The Arctic will become ‘contested’ without US presence and partnerships, says Vice Admiral

The carrier USS Harry S. Truman conducts a replenishment-at-sea while operating in the Norwegian Sea. (Photo: MC2 Cameron Stoner/Navy)

Enhancing presence and cultivating partnerships in the Arctic are vital to ensuring the region does not become a contested space, according to 2nd Fleet Commander Vice Adm. Andrew Lewis.

“The Arctic is a cooperative area. But it will only remain a cooperative area if we continue to build those relationships — even with the Russians,” Lewis said at The Navy League’s 2021 Sea-Air-Space Exposition on Monday, reported first by Navy Times

“We have to work together because the environment is very, very challenging and the environment is changing", Lewis continued. 

“But if we aren’t present there, and if we aren’t continuing to build those partnerships, it will be a contested space,” said Lewis, who also heads NATO’s Joint Force Command Norfolk.

Failure to maintain a presence in the Arctic would “cede the space to the Russians or somebody else,” Lewis said, adding that it could also become a space where conflict arises.

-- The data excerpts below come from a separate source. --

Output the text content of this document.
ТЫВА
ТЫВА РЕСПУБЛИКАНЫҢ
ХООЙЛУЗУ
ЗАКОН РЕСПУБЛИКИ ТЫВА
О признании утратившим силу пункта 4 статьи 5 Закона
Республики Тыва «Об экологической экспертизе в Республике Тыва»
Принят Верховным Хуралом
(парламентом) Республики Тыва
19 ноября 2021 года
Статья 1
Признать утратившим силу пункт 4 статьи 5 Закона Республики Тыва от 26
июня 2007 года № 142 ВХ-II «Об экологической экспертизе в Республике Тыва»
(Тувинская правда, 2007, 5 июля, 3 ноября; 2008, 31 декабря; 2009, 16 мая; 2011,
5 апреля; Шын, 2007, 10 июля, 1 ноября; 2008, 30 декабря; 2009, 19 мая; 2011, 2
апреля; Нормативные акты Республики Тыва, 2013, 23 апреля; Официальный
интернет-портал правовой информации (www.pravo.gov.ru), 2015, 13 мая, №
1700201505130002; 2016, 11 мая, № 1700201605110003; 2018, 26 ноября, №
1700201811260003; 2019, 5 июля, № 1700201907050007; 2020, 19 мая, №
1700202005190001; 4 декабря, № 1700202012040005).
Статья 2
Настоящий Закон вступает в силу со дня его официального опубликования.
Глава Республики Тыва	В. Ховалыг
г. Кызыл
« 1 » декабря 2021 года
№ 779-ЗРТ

The U.S. Navy has increased its presence in the Arctic in recent years. The aircraft carrier Harry S. Truman and its carrier strike group operated in the Norwegian Sea in 2018 — marking the first time a U.S. aircraft carrier had entered the Arctic Circle since 1991. And in early May 2020, a group of American and British warships sailed into the Barents Sea for the first time since the mid-1980s.